As they hurried along the late-night streets of Manhattan, Jack peppered Beichman with questions. Jack mentioned an Algerian lobbyist at the UN. It was a name that few people other than foreign policy experts on North Africa would even know, and Beichman was impressed. “What do you think of him?” Jack asked. “Is he to be trusted?”

Jack kept talking as they walked into the Commodore Hotel on Lexington Avenue. Beichman was surprised that Jack was staying in such a second-rate hotel, but he followed him over to a bank of elevators where Jack pushed a button. “I’ve got a very important date,” Jack said, suddenly grinning. “Sorry I can’t invite you up.”

18
The Rites of Ambition

J
ack could have stepped forward now and stood as the great champion of colonial peoples, whether they resided in Algeria or Indonesia or Poland. At far less political risk, he could have stood his ground as an articulate spokesman for eventual Algerian independence. Instead, as was his pattern, he stepped gingerly back, telling his staff that he was “wary of being known as the senator from Algeria.”

Just as nationalism and the struggle for independence was the great international moral issue of his time, so civil rights was the great domestic moral issue. On this issue, Jack was even more reluctant to take a leading role. He was instinctively a moderate, tempering his progressive instincts on foreign policy and social issues with a conservative wariness of the dangers of wrenching change.
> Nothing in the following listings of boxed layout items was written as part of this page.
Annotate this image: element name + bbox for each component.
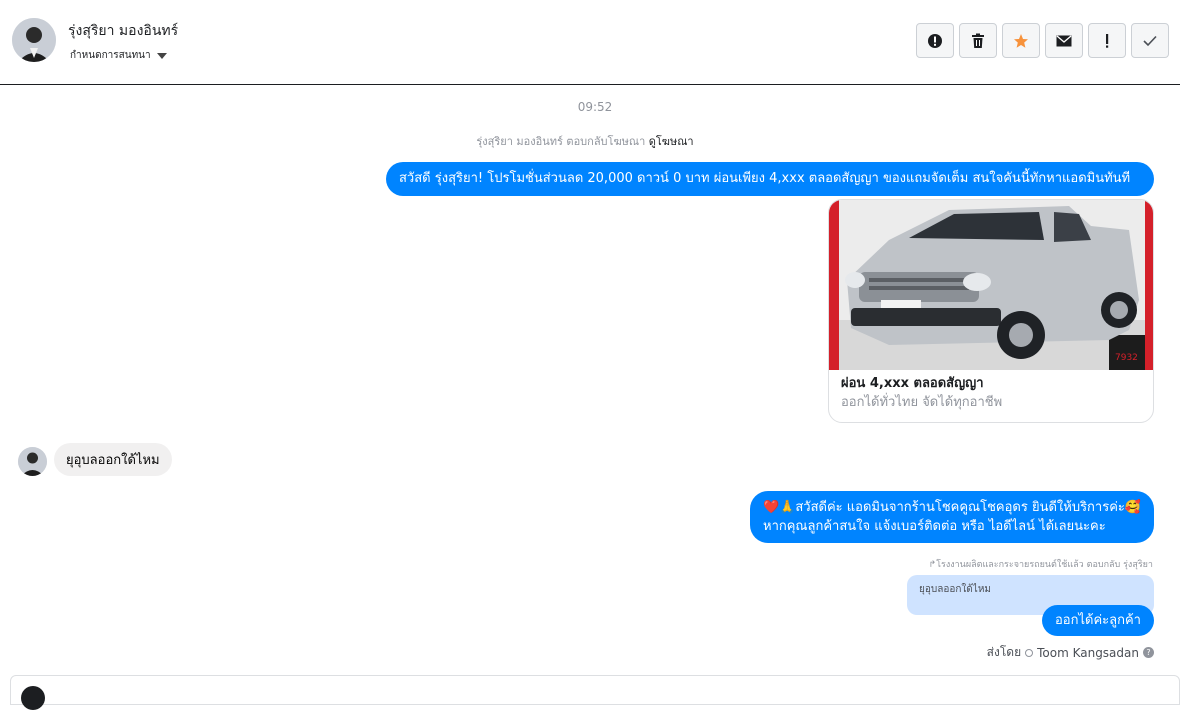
star-icon <box>1014 33 1028 48</box>
composer-avatar <box>21 686 45 710</box>
reply-context: ↱โรงงานผลิตและกระจายรถยนต์ใช้แล้ว ตอบกลั… <box>928 560 1153 570</box>
message-line: หากคุณลูกค้าสนใจ แจ้งเบอร์ติดต่อ หรือ ไอ… <box>763 519 1106 534</box>
incoming-message[interactable]: ยุอุบลออกใด้ไหม <box>54 443 172 476</box>
sent-by-line: ส่งโดย Toom Kangsadan ? <box>987 643 1154 662</box>
admin-indicator-icon <box>1025 648 1034 657</box>
card-subtitle: ออกได้ทั่วไทย จัดได้ทุกอาชีพ <box>841 395 1003 410</box>
message-line: ❤️🙏สวัสดีค่ะ แอดมินจากร้านโชคคูณโชคอุดร … <box>763 500 1142 515</box>
check-icon <box>1143 35 1157 46</box>
pickup-truck-image: 7932 <box>829 200 1153 370</box>
help-icon[interactable]: ? <box>1143 647 1154 658</box>
outgoing-message[interactable]: ออกได้ค่ะลูกค้า <box>1042 605 1154 636</box>
mail-icon <box>1056 35 1072 46</box>
conversation-header: รุ่งสุริยา มองอินทร์ กำหนดการสนทนา <box>0 0 1180 85</box>
trash-icon <box>972 33 984 48</box>
contact-avatar[interactable] <box>12 18 56 62</box>
view-ad-link[interactable]: ดูโฆษณา <box>649 135 694 148</box>
caret-down-icon <box>156 52 167 59</box>
message-composer[interactable] <box>10 675 1180 710</box>
mark-spam-button[interactable] <box>916 23 954 58</box>
action-toolbar <box>916 23 1169 58</box>
ad-product-card[interactable]: 7932 ผ่อน 4,xxx ตลอดสัญญา ออกได้ทั่วไทย … <box>828 199 1154 423</box>
star-button[interactable] <box>1002 23 1040 58</box>
follow-up-button[interactable] <box>1088 23 1126 58</box>
alert-circle-icon <box>928 33 942 48</box>
assign-conversation-dropdown[interactable]: กำหนดการสนทนา <box>70 48 167 63</box>
message-timestamp: 09:52 <box>577 100 613 114</box>
assign-label: กำหนดการสนทนา <box>70 50 151 61</box>
contact-name[interactable]: รุ่งสุริยา มองอินทร์ <box>68 20 178 42</box>
sent-by-label: ส่งโดย <box>986 645 1022 659</box>
sender-avatar[interactable] <box>18 447 47 476</box>
outgoing-message[interactable]: สวัสดี รุ่งสุริยา! โปรโมชั่นส่วนลด 20,00… <box>386 162 1154 196</box>
card-title: ผ่อน 4,xxx ตลอดสัญญา <box>841 376 984 391</box>
delete-button[interactable] <box>959 23 997 58</box>
ad-reply-notice: รุ่งสุริยา มองอินทร์ ตอบกลับโฆษณา ดูโฆษณ… <box>0 132 1170 150</box>
outgoing-message[interactable]: ❤️🙏สวัสดีค่ะ แอดมินจากร้านโชคคูณโชคอุดร … <box>750 491 1154 543</box>
mark-unread-button[interactable] <box>1045 23 1083 58</box>
ad-reply-text: รุ่งสุริยา มองอินทร์ ตอบกลับโฆษณา <box>476 135 646 148</box>
sent-by-name[interactable]: Toom Kangsadan <box>1037 646 1139 660</box>
exclamation-icon <box>1106 33 1109 48</box>
mark-done-button[interactable] <box>1131 23 1169 58</box>
svg-text:7932: 7932 <box>1115 353 1138 363</box>
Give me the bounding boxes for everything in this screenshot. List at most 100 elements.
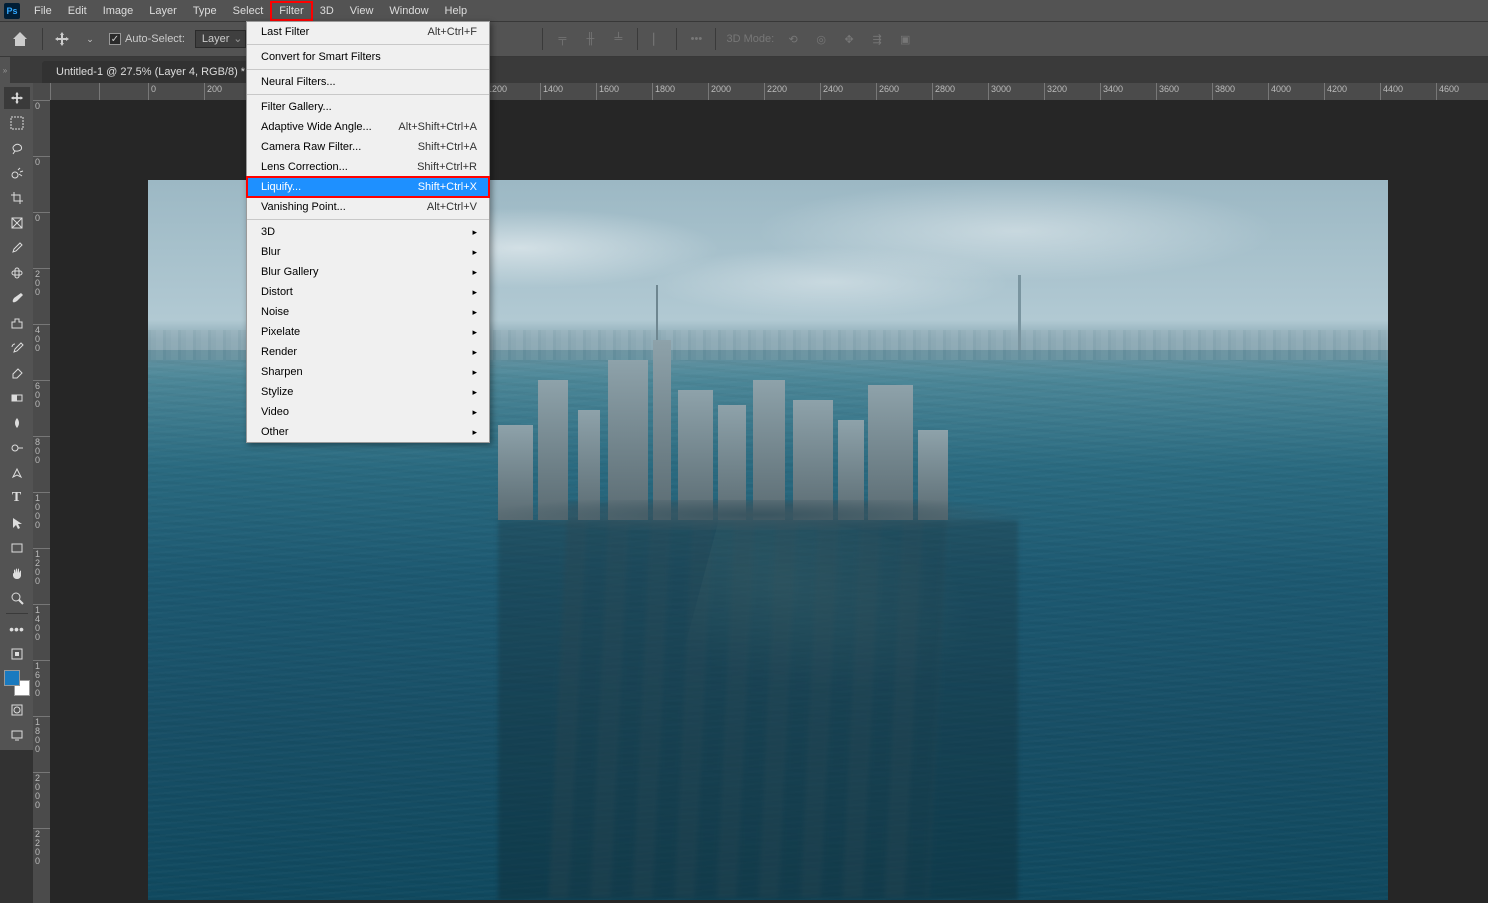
menu-filter[interactable]: Filter (271, 2, 311, 20)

He cared to some degree intellectually about the plight of blacks in the segregated South, but he did not have the liberal passion of his colleague Senator Hubert Humphrey of Minnesota, who cried out in a loud, fervent voice that enough was enough, wrongs had to be righted, and righted now.

Jack stood with some of his more reactionary colleagues on several technical matters as the 1957 civil rights bill worked its way through Congress. Unlike the vociferous Humphrey, Jack was wooing southern Democrats to stand behind his presidential banner, but his refusal to stand forthrightly with his liberal colleagues was perhaps something more than narrow pragmatism. As he had with some of the procedural votes on McCarthy, he ended up looking like a man of expediency. The charge rankled him. “It’s awful … you know what they say about you, but they say this … [was] an attempt to appease the South,” he told Burns. “Politically it was a mistake.”